Dec
02

Pricing For Profitability in a Tough Economy

Few decisions are more crucial to a small business owner than to decide how much to charge for their products or services.  It is even more critical in difficult economic times when demand slows and suppliers engage in a price war, undercutting each other as their priority shifts from making profit to paying the bills and staying in the game.

It is therefore quite an irony, that pricing is the least understood aspect of a business in the small business world.  Pricing is a science. It can be complex, especially in certain industries and market segments.  However addressing some of the fundamental questions coupled with a disciplined, systematic approach of measure and control goes a long way in achieving profitability for a business, even in tough times.

In a recessionary environment, many businesses engage in price war to grab a larger share of a shrunken pie to generate sales, even though that results in slim profit or even a loss. Since many business owners don’t have a handle on their numbers, they are oblivious of the impact their pricing decision has on the bottom line.  Their overriding consideration is cash flow.  Their  thought process is “this too shall pass” and when good times return, they can get back their pricing as fewer competitors remain in the market to compete with. Wrong Idea!!!

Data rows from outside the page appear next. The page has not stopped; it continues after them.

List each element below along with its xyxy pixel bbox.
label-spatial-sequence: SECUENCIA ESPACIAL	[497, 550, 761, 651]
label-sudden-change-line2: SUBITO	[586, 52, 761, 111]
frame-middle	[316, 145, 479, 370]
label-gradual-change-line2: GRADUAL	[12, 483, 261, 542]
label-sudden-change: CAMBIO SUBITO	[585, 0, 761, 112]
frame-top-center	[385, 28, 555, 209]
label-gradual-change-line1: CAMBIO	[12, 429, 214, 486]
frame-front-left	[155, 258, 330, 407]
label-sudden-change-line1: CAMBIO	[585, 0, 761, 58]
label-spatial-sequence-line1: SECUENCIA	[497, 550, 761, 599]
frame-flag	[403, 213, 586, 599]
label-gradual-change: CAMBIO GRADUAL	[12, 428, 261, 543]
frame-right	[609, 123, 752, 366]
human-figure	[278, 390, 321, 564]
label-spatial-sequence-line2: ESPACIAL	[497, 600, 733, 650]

Generating revenue at a loss threatens the long term viability of the business. If the demand remains weak for a longer period the business will soon run out of capital and face extinction.  Face it, the good old days of borrowing and over spending by the consumer sector of the economy is over.  Anemic demand is here to stay, there will still be suppliers (those who manage to survive) and supply will still outstrip demand.

Additionally, aggressive discounting creates the perception of a commoditized product which leads to loss of pricing power in the long run. .

So what’s the solution?

First, some implications of the new realities:

  1. Pricing To Competition Is A Sure Recipe For Failure – there will always be someone who will undercut you if you are a “Me Too” player
  2. Offering differentiated product that have unique sales proposition is the only guarantee of survival.
  3. Business owners need to have a handle on their numbers – understand the price-profit relationship.

Pricing In Difficult Times:

Value-based pricing is the only key to a successful and sustainable business in tough times. It starts with the premise that a sale takes place when value meets price. Put simply, it means that the customer will pay a price commensurate with the perceived value of the product / services.

Since this pricing philosophy relies on value as perceived by the customer, it is critical that the product or service is unique and compelling and positioned properly.  In many instance the product or service may not be unique or special, but one can still achieve uniqueness buy focusing on the total offering.

In value-based pricing the emphasis shifts from the core product/service offering to the total customer experience.  The key is to find an angle, some corner, some combination of elements that makes the customer experience unique, relevant and compelling. It often requires some level of creative imagination to achieve the desired differentiation.

Starbucks charges a premium for their coffee by differentiating on the total customer experience, from taste of the coffee to how they are served and the environment the customers get exposed to when they walk in.  The online retailer Zappos has built a loyal customer base by delivering WOW through their service.

Setting the Price – From Concept to Execution

Arriving at the right price is an iterative process that starts with the end in mind i.e.  the targeted profit of the business.  Initial price is set subjectively at a level higher than the competition but not too high to be perceived as unfair by the market.  After observing the market response to the price, the price is tweaked and the corresponding volume of sales is observed. The test and measure exercise helps in arriving at the estimated price/volume combination that would generate the targeted profit.

Value based pricing is not an exacting science since the delivered value is in the eyes of the beholder. One shouldn’t expect the customers to automatically see and understand the value being provided.  The business owner should change clients’ mindset about pricing by putting the real value right in front of their eyes. Once they do that and assuming the total offering is better than that of the competition, the value-based priced offering will find a receptive audience.